Он кивнул, по-прежнему занимаясь поисками.
– Как страна-то называется, знаешь?
– Зна-аю. Сэс-сэр – так, что ль, вро– оде… – отмахнулся он, как от скучного урока по школьной программе.
– Не сесесер, а СССР! Или Советский Союз. Так мы говорим. Повтори!
– Советский Союз!
– Вот! И война будет на нашей, советской, территории. Но где точно, в какой республике, не знаю. – И вдруг Её словно всю кольнуло, или прошило автоматной очередью, и Она, резко дёрнувшись, конвульсивно схватилась за голову:
– Украина! Боже мой, бедная Украина! Да! – Она остановилась как вкопанная на середине детской комнаты и начала слегка покачиваться, словно потерявшая себя пьяная девка, словно своими магическими повторяющимися раскачиваниями Она стремилась замолить и расколдовать обратно страшное будущее. Потом вдруг странно, тихо замерла:
– И тогда-а… И ты не сможешь остаться. Ты поедешь с ними… – пролепетала Она еле слышно, как сквозь сон.

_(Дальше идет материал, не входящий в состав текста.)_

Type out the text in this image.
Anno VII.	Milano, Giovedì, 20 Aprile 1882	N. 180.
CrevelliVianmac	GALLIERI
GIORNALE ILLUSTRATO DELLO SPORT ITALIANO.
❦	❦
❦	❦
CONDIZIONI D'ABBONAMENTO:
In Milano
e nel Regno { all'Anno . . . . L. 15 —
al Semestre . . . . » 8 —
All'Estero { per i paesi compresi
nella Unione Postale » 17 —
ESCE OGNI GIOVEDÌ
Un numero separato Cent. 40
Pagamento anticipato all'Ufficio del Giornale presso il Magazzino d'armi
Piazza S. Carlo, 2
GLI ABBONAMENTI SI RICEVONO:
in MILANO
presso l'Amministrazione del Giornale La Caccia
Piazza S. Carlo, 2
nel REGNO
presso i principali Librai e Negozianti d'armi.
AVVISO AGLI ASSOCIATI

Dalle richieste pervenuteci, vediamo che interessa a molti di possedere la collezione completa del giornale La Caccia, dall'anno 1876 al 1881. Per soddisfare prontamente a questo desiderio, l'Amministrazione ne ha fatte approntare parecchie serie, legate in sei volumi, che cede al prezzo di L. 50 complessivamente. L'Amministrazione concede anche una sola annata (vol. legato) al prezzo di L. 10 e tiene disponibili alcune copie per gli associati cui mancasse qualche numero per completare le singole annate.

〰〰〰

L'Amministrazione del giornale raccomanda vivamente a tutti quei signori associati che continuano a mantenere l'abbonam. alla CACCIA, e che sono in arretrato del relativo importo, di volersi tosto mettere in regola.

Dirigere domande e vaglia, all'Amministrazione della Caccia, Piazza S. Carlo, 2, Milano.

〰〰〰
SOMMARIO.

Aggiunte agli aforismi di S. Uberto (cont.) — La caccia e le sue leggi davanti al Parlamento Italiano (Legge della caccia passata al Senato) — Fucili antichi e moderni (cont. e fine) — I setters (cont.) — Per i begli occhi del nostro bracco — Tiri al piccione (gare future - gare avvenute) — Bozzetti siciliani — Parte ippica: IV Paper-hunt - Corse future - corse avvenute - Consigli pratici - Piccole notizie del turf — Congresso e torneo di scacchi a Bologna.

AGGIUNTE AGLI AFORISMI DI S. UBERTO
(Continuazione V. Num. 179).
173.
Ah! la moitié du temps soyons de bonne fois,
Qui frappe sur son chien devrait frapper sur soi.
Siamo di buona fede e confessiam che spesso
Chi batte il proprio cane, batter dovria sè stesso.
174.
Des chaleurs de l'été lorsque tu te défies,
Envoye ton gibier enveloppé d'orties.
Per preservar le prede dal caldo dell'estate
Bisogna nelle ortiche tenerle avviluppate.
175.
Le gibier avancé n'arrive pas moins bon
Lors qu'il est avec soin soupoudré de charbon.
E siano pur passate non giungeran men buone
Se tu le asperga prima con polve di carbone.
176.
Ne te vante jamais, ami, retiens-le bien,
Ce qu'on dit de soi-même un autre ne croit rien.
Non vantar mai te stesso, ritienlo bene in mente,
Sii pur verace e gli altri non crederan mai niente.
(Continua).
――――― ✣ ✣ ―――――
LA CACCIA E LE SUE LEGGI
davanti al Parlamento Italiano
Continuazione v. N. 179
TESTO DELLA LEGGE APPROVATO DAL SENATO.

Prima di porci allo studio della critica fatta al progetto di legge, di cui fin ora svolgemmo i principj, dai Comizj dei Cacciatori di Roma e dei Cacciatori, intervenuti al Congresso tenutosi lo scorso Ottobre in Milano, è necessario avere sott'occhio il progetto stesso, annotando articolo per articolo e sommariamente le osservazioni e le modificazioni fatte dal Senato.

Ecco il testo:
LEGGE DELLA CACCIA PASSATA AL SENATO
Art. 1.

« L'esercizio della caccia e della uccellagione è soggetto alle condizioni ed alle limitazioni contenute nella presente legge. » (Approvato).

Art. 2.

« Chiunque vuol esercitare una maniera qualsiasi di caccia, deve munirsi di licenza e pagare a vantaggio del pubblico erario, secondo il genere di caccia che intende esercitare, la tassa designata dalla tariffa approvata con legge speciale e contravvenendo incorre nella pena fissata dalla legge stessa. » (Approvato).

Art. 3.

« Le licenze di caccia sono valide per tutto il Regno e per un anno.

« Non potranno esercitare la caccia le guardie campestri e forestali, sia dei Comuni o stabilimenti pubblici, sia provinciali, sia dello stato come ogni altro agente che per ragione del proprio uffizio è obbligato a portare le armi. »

– «Всегда готов!», – прогорланил он, салютанув по-пионерски взмахом руки надо лбом, хоть и был в ночи без пионерского галстука и без значка, зато в байковой пижаме.
– Тише! Соседи спят. А ещё как мы говорим, знаешь? – Знаю. А как же!
– Ну, раз знаешь, значит, знаешь. Потом скажешь.
– Нет. Потом не скажу, – он нагло подбоченился.
– Почему?
– Потому! Потому что я сейчас скажу, – едко процедил он, внимательно наблюдая за Её реакцией.
– Зачем?! Мне не на—адо, спаси-ибо, – всем своим женским нутром запротестовала Она.
– Так может, я потом не успею! – улыбнулся он криво и издевательски.
– Нет. Вот сейчас, при мне, не надо этого говорить, – уже поняв судьбоносную неизбежность и ужаснувшись неотвратимости наступившей минуты, попыталась Она исправить то, что уже было не в Её силах ни изменить, ни отменить, ни замолить, ни поправить.
– Не-а! Я сейчас! Прям вот щас и при тебе! – по-хамски агрессивно захохотал он прямо Ей в лицо и сразу строго, по-командирски, прибавил:
– Я скажу! Скажу! – и топнул голой ногой.
– Хм… если ты так хочешь… – говори… Что хочешь, говори себе там… Хм… Я постою, подожду, пока ты там себе говоришь своё… – Она отвернулась вполоборота, по-женски игриво покрутилась, поправляя на себе платье, и вдруг снова потушила свет.
Но именно в тот момент, когда под Её тонкими пальцами щёлкнул выключатель, сын успел отчётливо и по-детски звонко отрапортовать:
– Служу Советскому Союзу! – но – юзу он произнёс уже в кромешной мгле.